La finance “verte” sera à l’honneur en début de semaine au Climate Finance Day à Bercy et lors du One Planet Summit organisé par Emmanuel Macron pour relancer la lutte contre le réchauffement climatique deux ans après l’Accord de Paris. Mais derrière les mots, et si la France, qui revendique le leadership sur le marché des Green Bonds, par exemple en s’en servant pour financer le super métro Grand Paris Express, projet écolo s’il en est… Hypothèse folle à l’heure où tous les élus de la région tirent la sonnette d’alarme.

Climate Finance Day au ministère des Finances à Bercy, One Planet Summit à la Seine Musicale à Boulogne… Lundi 11 et mardi 12 décembre, Paris va se peindre à nouveau en vert pour célébrer les deux ans de l’accord de Paris sur le climat. Avec, cette fois, Emmanuel Macron en maître des cérémonies, une centaine de pays signataires et une cinquantaine de chefs d’État et de gouvernement vont redire, une énième fois, que la bataille des 2°C est loin d’être gagnée et qu’il est temps d’accélérer pour répondre à l’urgence, comme l’ont réaffirmé 15 .000 scientifiques à la veille de la COP23, à Bonn.

La séquence de l’année 2017 suffit à lancer l’alerte : alors que Donald Trump a annoncé le 1er juin le retrait des États-Unis de l’accord signé par Barack Obama, les émissions de CO2 repartent à la hausse avec la reprise économique. Autoproclamé leader de la contre-attaque contre les climatosceptiques, le président français a fait un bon coup de communication avec son slogan « Make our planet great again ». Mais derrière les mots, dans un monde où les catastrophes naturelles se multiplient et frappent durement les pays les plus vulnérables, comment passer la vitesse supérieure ?

Frapper la finance au portefeuille

La finance est au carrefour des remèdes.

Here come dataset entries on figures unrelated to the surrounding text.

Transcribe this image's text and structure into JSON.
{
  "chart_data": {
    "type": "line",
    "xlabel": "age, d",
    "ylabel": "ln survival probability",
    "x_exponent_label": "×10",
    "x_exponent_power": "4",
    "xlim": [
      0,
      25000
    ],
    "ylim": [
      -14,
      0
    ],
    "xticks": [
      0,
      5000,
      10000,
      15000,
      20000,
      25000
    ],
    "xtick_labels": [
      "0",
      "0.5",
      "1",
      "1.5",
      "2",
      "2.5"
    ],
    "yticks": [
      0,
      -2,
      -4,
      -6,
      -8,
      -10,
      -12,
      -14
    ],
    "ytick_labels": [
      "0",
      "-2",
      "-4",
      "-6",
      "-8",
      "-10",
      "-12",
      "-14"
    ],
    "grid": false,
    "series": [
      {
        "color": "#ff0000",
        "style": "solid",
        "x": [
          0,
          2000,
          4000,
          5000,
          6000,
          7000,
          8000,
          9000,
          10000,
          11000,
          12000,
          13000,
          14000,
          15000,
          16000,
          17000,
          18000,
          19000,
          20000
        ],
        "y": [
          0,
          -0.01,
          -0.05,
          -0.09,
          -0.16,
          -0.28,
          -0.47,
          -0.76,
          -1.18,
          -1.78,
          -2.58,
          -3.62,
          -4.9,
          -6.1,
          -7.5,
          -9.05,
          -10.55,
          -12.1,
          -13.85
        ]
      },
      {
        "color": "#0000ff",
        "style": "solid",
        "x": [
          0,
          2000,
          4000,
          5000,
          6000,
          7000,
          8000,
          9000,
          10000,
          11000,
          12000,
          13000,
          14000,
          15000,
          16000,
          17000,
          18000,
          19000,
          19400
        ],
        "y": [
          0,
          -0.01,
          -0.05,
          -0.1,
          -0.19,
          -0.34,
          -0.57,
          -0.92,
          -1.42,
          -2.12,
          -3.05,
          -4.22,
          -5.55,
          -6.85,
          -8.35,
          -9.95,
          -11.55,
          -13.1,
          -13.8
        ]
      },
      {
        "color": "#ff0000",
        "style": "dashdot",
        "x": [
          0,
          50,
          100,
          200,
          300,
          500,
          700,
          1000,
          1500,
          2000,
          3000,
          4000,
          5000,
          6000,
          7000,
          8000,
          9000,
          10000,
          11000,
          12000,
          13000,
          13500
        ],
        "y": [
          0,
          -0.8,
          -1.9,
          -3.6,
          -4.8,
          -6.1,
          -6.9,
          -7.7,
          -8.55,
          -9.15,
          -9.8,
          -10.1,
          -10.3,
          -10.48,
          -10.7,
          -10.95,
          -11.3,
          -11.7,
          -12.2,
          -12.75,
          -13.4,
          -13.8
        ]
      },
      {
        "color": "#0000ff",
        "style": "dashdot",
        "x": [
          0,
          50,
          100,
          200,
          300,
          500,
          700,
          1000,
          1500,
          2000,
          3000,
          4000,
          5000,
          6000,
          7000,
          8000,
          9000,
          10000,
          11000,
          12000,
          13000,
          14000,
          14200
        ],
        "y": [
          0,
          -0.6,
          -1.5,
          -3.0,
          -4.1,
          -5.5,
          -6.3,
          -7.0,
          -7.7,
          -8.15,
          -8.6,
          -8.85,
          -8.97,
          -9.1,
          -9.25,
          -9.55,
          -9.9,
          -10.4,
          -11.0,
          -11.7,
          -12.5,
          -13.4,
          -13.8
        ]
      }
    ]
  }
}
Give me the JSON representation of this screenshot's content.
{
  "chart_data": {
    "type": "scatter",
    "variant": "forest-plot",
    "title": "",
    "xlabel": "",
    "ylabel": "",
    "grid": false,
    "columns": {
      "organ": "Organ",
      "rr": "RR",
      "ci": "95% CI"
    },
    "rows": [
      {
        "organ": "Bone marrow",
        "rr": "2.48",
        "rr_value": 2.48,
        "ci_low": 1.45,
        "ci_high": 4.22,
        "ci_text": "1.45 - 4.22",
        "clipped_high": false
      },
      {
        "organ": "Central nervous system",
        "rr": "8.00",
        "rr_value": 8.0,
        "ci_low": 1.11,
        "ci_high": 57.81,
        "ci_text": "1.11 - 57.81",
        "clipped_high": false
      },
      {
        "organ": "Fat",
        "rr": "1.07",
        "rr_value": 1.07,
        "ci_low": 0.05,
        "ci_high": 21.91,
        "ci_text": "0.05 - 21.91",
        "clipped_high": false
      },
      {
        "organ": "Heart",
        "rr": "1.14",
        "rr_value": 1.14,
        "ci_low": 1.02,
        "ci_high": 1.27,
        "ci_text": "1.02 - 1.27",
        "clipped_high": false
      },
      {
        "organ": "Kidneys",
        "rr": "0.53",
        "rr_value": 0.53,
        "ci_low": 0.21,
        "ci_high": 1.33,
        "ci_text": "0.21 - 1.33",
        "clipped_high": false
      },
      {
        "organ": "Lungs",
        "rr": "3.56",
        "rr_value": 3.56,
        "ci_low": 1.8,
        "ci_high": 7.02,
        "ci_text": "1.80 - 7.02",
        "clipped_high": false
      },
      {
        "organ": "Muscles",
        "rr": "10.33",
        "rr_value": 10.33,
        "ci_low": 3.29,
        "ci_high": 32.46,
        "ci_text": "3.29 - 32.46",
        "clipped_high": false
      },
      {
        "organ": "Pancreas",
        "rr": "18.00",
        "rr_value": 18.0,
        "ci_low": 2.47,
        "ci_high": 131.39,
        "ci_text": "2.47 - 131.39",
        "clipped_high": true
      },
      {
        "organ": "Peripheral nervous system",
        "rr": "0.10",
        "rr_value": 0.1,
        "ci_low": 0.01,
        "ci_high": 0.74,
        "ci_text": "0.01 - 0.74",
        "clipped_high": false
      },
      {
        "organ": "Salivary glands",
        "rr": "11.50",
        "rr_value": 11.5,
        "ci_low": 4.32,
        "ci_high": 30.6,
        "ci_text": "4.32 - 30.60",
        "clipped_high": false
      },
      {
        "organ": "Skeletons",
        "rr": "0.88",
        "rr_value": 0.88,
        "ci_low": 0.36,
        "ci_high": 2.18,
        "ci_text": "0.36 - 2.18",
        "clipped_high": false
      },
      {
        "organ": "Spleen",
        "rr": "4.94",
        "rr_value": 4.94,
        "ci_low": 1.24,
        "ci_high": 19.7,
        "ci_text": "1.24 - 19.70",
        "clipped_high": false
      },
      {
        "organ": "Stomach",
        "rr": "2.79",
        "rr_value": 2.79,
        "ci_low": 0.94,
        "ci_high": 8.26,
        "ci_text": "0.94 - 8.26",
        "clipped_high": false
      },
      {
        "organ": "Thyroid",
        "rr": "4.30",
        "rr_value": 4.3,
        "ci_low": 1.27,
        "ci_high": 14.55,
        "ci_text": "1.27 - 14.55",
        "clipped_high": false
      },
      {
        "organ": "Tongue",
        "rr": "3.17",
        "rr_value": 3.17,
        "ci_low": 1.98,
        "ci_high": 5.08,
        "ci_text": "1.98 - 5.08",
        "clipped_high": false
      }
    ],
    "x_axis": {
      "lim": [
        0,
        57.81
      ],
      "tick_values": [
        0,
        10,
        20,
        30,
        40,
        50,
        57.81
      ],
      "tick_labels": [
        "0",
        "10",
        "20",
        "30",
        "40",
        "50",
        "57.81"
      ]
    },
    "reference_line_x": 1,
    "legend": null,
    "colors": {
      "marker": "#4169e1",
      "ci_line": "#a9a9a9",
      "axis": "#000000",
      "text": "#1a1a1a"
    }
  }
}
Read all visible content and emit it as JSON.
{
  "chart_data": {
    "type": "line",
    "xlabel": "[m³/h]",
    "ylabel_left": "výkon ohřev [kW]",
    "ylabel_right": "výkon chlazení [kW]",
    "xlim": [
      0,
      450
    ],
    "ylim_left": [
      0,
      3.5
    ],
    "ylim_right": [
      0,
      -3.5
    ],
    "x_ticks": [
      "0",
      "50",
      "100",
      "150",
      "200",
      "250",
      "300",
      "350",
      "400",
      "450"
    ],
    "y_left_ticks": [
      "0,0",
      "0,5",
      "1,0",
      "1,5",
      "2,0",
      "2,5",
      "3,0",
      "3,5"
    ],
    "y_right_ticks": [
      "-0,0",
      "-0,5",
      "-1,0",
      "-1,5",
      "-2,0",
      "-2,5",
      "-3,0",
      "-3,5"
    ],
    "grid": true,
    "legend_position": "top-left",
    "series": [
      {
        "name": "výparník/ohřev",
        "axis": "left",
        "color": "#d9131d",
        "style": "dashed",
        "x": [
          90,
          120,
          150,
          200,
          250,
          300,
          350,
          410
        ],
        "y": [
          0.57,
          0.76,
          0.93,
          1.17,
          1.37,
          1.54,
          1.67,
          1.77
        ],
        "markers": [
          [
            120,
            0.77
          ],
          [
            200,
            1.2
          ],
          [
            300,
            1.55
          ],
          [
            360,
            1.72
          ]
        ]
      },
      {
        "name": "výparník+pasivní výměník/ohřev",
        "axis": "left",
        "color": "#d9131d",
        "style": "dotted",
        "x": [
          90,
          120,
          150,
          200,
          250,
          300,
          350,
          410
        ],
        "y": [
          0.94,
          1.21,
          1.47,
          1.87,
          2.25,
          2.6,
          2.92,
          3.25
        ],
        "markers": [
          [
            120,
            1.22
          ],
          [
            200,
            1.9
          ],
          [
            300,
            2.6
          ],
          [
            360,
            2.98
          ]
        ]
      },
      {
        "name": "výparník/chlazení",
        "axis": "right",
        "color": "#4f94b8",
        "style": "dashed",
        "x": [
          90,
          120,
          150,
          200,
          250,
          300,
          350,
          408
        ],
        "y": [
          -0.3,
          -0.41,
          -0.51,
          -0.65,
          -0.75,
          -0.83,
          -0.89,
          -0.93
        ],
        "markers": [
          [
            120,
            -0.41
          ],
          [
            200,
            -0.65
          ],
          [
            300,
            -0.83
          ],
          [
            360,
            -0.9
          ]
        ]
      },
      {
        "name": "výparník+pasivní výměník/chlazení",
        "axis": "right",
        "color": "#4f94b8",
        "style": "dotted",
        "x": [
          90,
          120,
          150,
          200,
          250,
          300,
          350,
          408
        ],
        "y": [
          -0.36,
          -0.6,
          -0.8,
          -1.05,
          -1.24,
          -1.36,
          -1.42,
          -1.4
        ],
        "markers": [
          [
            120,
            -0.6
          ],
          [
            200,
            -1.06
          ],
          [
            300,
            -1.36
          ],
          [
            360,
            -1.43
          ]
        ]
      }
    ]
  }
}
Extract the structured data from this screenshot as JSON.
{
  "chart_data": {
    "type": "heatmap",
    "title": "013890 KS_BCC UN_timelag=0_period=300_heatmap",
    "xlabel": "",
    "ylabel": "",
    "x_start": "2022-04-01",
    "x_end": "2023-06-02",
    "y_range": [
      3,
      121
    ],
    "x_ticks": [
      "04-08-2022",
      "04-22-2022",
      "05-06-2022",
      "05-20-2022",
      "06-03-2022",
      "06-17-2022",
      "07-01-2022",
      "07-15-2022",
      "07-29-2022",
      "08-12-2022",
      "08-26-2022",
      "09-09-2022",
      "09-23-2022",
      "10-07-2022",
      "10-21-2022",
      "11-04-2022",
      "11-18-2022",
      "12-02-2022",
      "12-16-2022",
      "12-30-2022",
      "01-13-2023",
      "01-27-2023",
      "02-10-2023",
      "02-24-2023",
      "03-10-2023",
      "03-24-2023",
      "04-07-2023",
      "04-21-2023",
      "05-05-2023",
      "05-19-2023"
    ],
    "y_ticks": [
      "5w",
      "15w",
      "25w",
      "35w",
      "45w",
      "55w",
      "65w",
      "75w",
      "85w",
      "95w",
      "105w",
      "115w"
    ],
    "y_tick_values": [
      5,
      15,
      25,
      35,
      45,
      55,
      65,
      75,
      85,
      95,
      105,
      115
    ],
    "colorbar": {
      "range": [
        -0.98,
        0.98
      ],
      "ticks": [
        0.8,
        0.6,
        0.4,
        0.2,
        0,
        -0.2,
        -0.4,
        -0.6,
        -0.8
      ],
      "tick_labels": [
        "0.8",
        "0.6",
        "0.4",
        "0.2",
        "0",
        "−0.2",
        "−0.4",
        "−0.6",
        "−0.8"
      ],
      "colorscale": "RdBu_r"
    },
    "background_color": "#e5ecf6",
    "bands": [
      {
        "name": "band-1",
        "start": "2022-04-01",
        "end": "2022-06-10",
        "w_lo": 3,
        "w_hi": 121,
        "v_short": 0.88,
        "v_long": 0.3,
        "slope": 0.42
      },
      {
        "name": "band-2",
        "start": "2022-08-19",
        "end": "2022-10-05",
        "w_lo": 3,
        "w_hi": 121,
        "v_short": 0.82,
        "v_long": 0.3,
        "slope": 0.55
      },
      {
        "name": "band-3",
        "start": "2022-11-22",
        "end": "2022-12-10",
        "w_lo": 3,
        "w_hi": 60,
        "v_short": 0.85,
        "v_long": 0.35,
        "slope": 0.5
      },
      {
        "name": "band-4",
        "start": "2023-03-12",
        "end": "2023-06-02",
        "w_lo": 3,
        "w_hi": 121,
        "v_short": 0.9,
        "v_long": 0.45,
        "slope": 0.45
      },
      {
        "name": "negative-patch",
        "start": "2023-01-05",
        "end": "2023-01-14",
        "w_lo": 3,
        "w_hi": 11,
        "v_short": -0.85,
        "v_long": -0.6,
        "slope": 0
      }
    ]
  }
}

Au-delà même du fonds vert de 100 milliards de dollars promis pour aider la transition des pays émergents, qui n’est toujours pas opérationnel, les regards se tournent vers la finance privée et le gigantesque gisement d’épargne des pays riches : il faut réorienter massivement la finance mondiale vers des investissements « verts » et sortir des portefeuilles les actifs liés au carbone. Ce mouvement que les Anglo-Saxons nomment shifting the trillions [« transférer les milliards », ndlr] est lancé, un peu partout, mais il ne va pas assez vite. Surtout, lorsque des assureurs, des fonds de pension, vendent des actifs liés au charbon, il se trouve toujours d’autres investisseurs prêts à les acheter. Le seul moyen de les en dissuader serait de donner un prix « désincitatif », donc suffisamment élevé, au carbone. On en est loin. Pour changer la finance, il suffit de lui parler au portefeuille, elle comprend tout de suite beaucoup mieux. Le Canadien Mark Carney, gouverneur de la Banque d’Angleterre, et président du Conseil de stabilité financière a prévenu : la perspective de la fin du carbone signifie que les actifs des entreprises qui y sont liées ne vaudront plus rien lorsque la transition sera achevée.

Valérie Pécresse sonne l’alarme !

Parmi les bonnes nouvelles, en particulier pour la place de Paris qui compte bien jouer dans ce domaine un rôle majeur, la finance verte gagne donc peu à peu du terrain. Les émissions de green bonds, les obligations « vertes », devraient dépasser les 120 milliards de dollars en fin d’année. Cette nouvelle classe d’actifs reste cependant un marché de niche réservé à quelques émetteurs désireux de montrer l’exemple. Il faudrait généraliser ce type d’emprunts et les adosser à des projets concrets et visibles pour les citoyens.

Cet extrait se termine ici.